Suatu ketika Ibnu Hajar sedang melakukan diaspora ke Mesir untuk belajar keilmuan di sana, di Mesir dia belajar berbagai ilmu, dalam pendalaman keilmuan, dia merasa tidak ada peningkatan dalam proses pembelajarannya, dia dihinggapi rasa kebosanan, sehingga berniat untuk kembali ke kampungnya. Dalam perjalanan menuju kampungnya, dia singgah di sebuah gua untuk beristirahat. Dalam peristirahatannya, dia memperhatikan tetesan air yang jatuh ke sebuah batu, entah berapa lama tetesan itu terjadi sehingga membuat lubang di dalam batu yang ada di bawahnya. Dari situ ia belajar bahwa air yang sedemikian lembut pun berhasil melubangi batu cadas, Lalu dia mencoba mengambil pelajaran dari peristiwa tersebut, bagaimanapun kerasnya batu, dengan air yang lembut yang menetes terus menerus, batu itu akan berlubang.
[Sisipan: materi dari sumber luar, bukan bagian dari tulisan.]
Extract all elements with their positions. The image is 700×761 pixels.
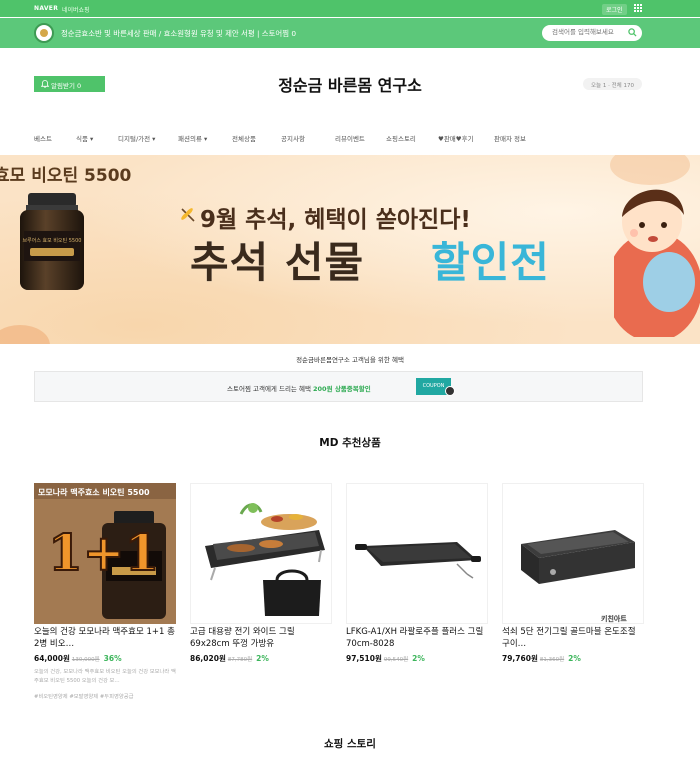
dragonfly-icon: [181, 208, 195, 222]
promo-badge: 1+1: [47, 522, 160, 583]
nav-item-food[interactable]: 식품 ▾: [76, 133, 93, 143]
product-card[interactable]: LFKG-A1/XH 라팔로주플 플러스 그릴70cm-8028 97,510원…: [346, 483, 488, 665]
product-price: 86,020원: [190, 654, 226, 663]
product-original-price: 87,780원: [227, 657, 253, 663]
product-discount: 36%: [103, 654, 122, 663]
login-button[interactable]: 로그인: [602, 4, 627, 15]
product-tags[interactable]: #비오틴영양제 #모발영양제 #두피영양공급: [34, 692, 176, 700]
product-price: 79,760원: [502, 654, 538, 663]
coupon-banner: 스토어찜 고객에게 드리는 혜택 200원 상품중복할인 COUPON: [34, 371, 643, 402]
product-card[interactable]: 키친아트 석쇠 5단 전기그릴 골드마블 온도조절 구이… 79,760원 81,…: [502, 483, 644, 665]
grid-menu-icon[interactable]: [634, 4, 642, 12]
product-price-row: 79,760원 81,360원 2%: [502, 653, 644, 665]
product-image[interactable]: 모모나라 맥주효소 비오틴 5500 1+1: [34, 483, 176, 624]
md-section-title: MD 추천상품: [319, 437, 381, 449]
product-name[interactable]: 석쇠 5단 전기그릴 골드마블 온도조절 구이…: [502, 626, 644, 650]
product-name[interactable]: LFKG-A1/XH 라팔로주플 플러스 그릴70cm-8028: [346, 626, 488, 650]
product-price-row: 64,000원 130,000원 36%: [34, 653, 176, 665]
nav-item-digital[interactable]: 디지털/가전 ▾: [118, 133, 155, 143]
griddle-image: [355, 542, 481, 579]
grill-image: [205, 503, 325, 616]
product-original-price: 81,360원: [539, 657, 565, 663]
product-price-row: 86,020원 87,780원 2%: [190, 653, 332, 665]
product-thumb-title: 모모나라 맥주효소 비오틴 5500: [38, 488, 150, 497]
shopping-story-title: 쇼핑 스토리: [324, 738, 376, 750]
search-icon[interactable]: [628, 28, 637, 37]
supplement-jar-image: 브루어스 효모 비오틴 5500: [20, 193, 84, 290]
store-search[interactable]: [542, 25, 642, 41]
hanbok-character-illustration: [614, 189, 700, 337]
store-logo[interactable]: [34, 23, 54, 43]
benefit-intro-text: 정순금바른몸연구소 고객님을 위한 혜택: [296, 356, 404, 364]
brand-watermark: 키친아트: [601, 615, 627, 623]
product-image[interactable]: [190, 483, 332, 624]
banner-big-text-accent: 할인전: [431, 238, 550, 287]
naver-logo[interactable]: NAVER: [34, 5, 58, 12]
electric-grill-image: [521, 530, 635, 584]
product-original-price: 130,000원: [71, 657, 100, 663]
coupon-text-main: 스토어찜 고객에게 드리는 혜택: [227, 385, 314, 393]
store-description: 정순금효소반 및 바른세상 판매 / 효소원형원 유청 및 제안 서평 | 스토…: [61, 29, 297, 38]
product-price-row: 97,510원 99,540원 2%: [346, 653, 488, 665]
product-discount: 2%: [568, 654, 581, 663]
product-price: 97,510원: [346, 654, 382, 663]
naver-shopping-link[interactable]: 네이버쇼핑: [62, 5, 90, 14]
product-original-price: 99,540원: [383, 657, 409, 663]
nav-item-reviews[interactable]: ♥판매♥후기: [438, 133, 474, 143]
nav-item-best[interactable]: 베스트: [34, 133, 52, 143]
product-name[interactable]: 오늘의 건강 모모나라 맥주효모 1+1 총2병 비오…: [34, 626, 176, 650]
product-name[interactable]: 고급 대용량 전기 와이드 그릴 69x28cm 뚜껑 가방유: [190, 626, 332, 650]
product-card[interactable]: 모모나라 맥주효소 비오틴 5500 1+1 오늘의 건강 모모나라 맥주효모 …: [34, 483, 176, 700]
product-summary: 오늘의 건강, 모모나라 맥주효모 비오틴 오늘의 건강 모모나라 맥주효모 비…: [34, 669, 176, 684]
coupon-text: 스토어찜 고객에게 드리는 혜택 200원 상품중복할인: [227, 383, 371, 393]
product-card[interactable]: 고급 대용량 전기 와이드 그릴 69x28cm 뚜껑 가방유 86,020원 8…: [190, 483, 332, 665]
search-input[interactable]: [552, 28, 626, 36]
product-image[interactable]: [346, 483, 488, 624]
coupon-download-icon[interactable]: [445, 386, 455, 396]
product-discount: 2%: [256, 654, 269, 663]
top-strip: NAVER 네이버쇼핑 로그인: [0, 0, 700, 17]
promo-banner[interactable]: 효모 비오틴 5500 브루어스 효모 비오틴 5500 9월 추석, 혜택이 …: [0, 155, 700, 344]
nav-item-shopping-story[interactable]: 쇼핑스토리: [386, 133, 416, 143]
store-info-bar: 정순금효소반 및 바른세상 판매 / 효소원형원 유청 및 제안 서평 | 스토…: [0, 18, 700, 48]
category-nav: 베스트 식품 ▾ 디지털/가전 ▾ 패션의류 ▾ 전체상품 공지사항 리뷰이벤트…: [34, 133, 654, 145]
product-image[interactable]: 키친아트: [502, 483, 644, 624]
product-discount: 2%: [412, 654, 425, 663]
coupon-highlight: 200원 상품중복할인: [313, 385, 371, 393]
jar-label: 브루어스 효모 비오틴 5500: [23, 237, 82, 244]
visitor-count: 오늘 1 · 전체 170: [583, 78, 642, 90]
nav-item-fashion[interactable]: 패션의류 ▾: [178, 133, 207, 143]
nav-item-review-event[interactable]: 리뷰이벤트: [335, 133, 365, 143]
nav-item-seller-info[interactable]: 판매자 정보: [494, 133, 526, 143]
banner-big-text: 추석 선물: [190, 238, 365, 287]
nav-item-all-products[interactable]: 전체상품: [232, 133, 256, 143]
banner-product-name: 효모 비오틴 5500: [0, 166, 132, 186]
nav-item-notice[interactable]: 공지사항: [281, 133, 305, 143]
product-price: 64,000원: [34, 654, 70, 663]
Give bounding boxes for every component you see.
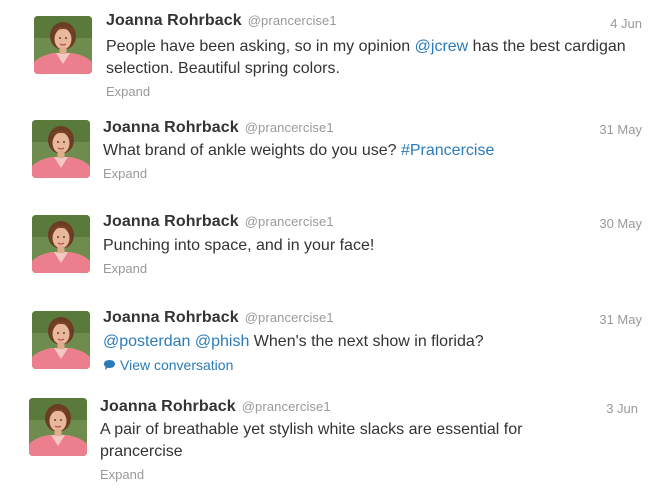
expand-link[interactable]: Expand: [103, 261, 147, 276]
tweet-text-segment: When's the next show in florida?: [249, 333, 484, 350]
author-name[interactable]: Joanna Rohrback @prancercise1: [106, 12, 337, 30]
tweet[interactable]: Joanna Rohrback @prancercise1 3 Jun A pai…: [0, 395, 669, 494]
tweet-text-segment: Punching into space, and in your face!: [103, 237, 375, 254]
author-name[interactable]: Joanna Rohrback @prancercise1: [103, 213, 334, 231]
author-handle[interactable]: @prancercise1: [245, 120, 334, 135]
author-name-text: Joanna Rohrback: [106, 12, 242, 29]
mention-link[interactable]: @jcrew: [415, 38, 469, 55]
author-name[interactable]: Joanna Rohrback @prancercise1: [103, 309, 334, 327]
author-name-text: Joanna Rohrback: [100, 398, 236, 415]
tweet-text: A pair of breathable yet stylish white s…: [100, 419, 600, 463]
tweet-timestamp[interactable]: 31 May: [599, 312, 642, 327]
author-name-text: Joanna Rohrback: [103, 119, 239, 136]
tweet[interactable]: Joanna Rohrback @prancercise1 4 Jun Peopl…: [0, 0, 669, 110]
tweet-text: @posterdan @phish When's the next show i…: [103, 331, 623, 353]
tweet-text: What brand of ankle weights do you use? …: [103, 140, 623, 162]
tweet[interactable]: Joanna Rohrback @prancercise1 31 May What…: [0, 110, 669, 205]
tweet-timestamp[interactable]: 4 Jun: [610, 16, 642, 31]
avatar[interactable]: [34, 16, 92, 74]
avatar[interactable]: [32, 215, 90, 273]
view-conversation-link[interactable]: View conversation: [103, 357, 233, 374]
author-name[interactable]: Joanna Rohrback @prancercise1: [103, 119, 334, 137]
expand-link[interactable]: Expand: [100, 467, 144, 482]
mention-link[interactable]: @posterdan: [103, 333, 190, 350]
tweet-text: Punching into space, and in your face!: [103, 235, 623, 257]
expand-link[interactable]: Expand: [103, 166, 147, 181]
avatar[interactable]: [32, 311, 90, 369]
hashtag-link[interactable]: #Prancercise: [401, 142, 494, 159]
mention-link[interactable]: @phish: [195, 333, 250, 350]
avatar[interactable]: [29, 398, 87, 456]
author-name-text: Joanna Rohrback: [103, 309, 239, 326]
expand-link[interactable]: Expand: [106, 84, 150, 99]
speech-bubble-icon: [103, 358, 116, 374]
tweet-feed: Joanna Rohrback @prancercise1 4 Jun Peopl…: [0, 0, 669, 494]
tweet[interactable]: Joanna Rohrback @prancercise1 31 May @pos…: [0, 300, 669, 395]
tweet-text-segment: A pair of breathable yet stylish white s…: [100, 421, 523, 460]
author-handle[interactable]: @prancercise1: [248, 13, 337, 28]
tweet-timestamp[interactable]: 30 May: [599, 216, 642, 231]
tweet-text-segment: What brand of ankle weights do you use?: [103, 142, 401, 159]
tweet-timestamp[interactable]: 31 May: [599, 122, 642, 137]
avatar[interactable]: [32, 120, 90, 178]
author-handle[interactable]: @prancercise1: [245, 214, 334, 229]
author-name[interactable]: Joanna Rohrback @prancercise1: [100, 398, 331, 416]
view-conversation-label: View conversation: [120, 357, 234, 373]
author-handle[interactable]: @prancercise1: [245, 310, 334, 325]
tweet[interactable]: Joanna Rohrback @prancercise1 30 May Punc…: [0, 205, 669, 300]
author-handle[interactable]: @prancercise1: [242, 399, 331, 414]
tweet-text: People have been asking, so in my opinio…: [106, 36, 626, 80]
tweet-text-segment: People have been asking, so in my opinio…: [106, 38, 415, 55]
author-name-text: Joanna Rohrback: [103, 213, 239, 230]
tweet-timestamp[interactable]: 3 Jun: [606, 401, 638, 416]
Akhirnya dia mengurungkan niatnya untuk pulang ke kampungnya, dan dia kembali ke Mesir untuk memperdalam ilmu. Dengan semangat yang membatu ia berhasil lulus dengan berbagai prestasi istimewa yang diraihnya. Dengan peristiwa ini, dia digelari Ibnu Hajar (putra batu). Ibnu Hajar seorang ulama besar, khususnya dalam bidang hadis, Dia meng-syarah atau memberikan penjelasan terhadap kita Shahih Bukhari yang terkenal itu. Dan masih banyak ulama-ulama lainnya, yang memanfaatkan metode pembelajaran dengan mencoba belajar lewat kejadian-kejadian alam semesta, lewat renungan-renungannya. 

Itulah sebabnya, ungkapan yang mengatakan perjalanan adalah adalah madrasah yang besar, banyak pembelajaran-pembelajaran yang kita dapatkan ketika kita banyak melakukan diaspora. Banyak ulama-ulama yang memanfaatkan perjalanannya untuk memperhatikan makna-makna atau fenomena alam yang dilaluinya. Pada akhirnya belajar adalah suatu kewajiban yang telah diwariskan oleh Nabi, dan dilanjutkan oleh para sahabatnya, kemudian para ulama-ulama, semangat para ulama dalam mewariskan keilmuan yang telah ditinggalkan oleh Nabi, adalah menjadi rujukan dalam pengembangan keilmuan untuk generasi hari ini dan generasi ke depan.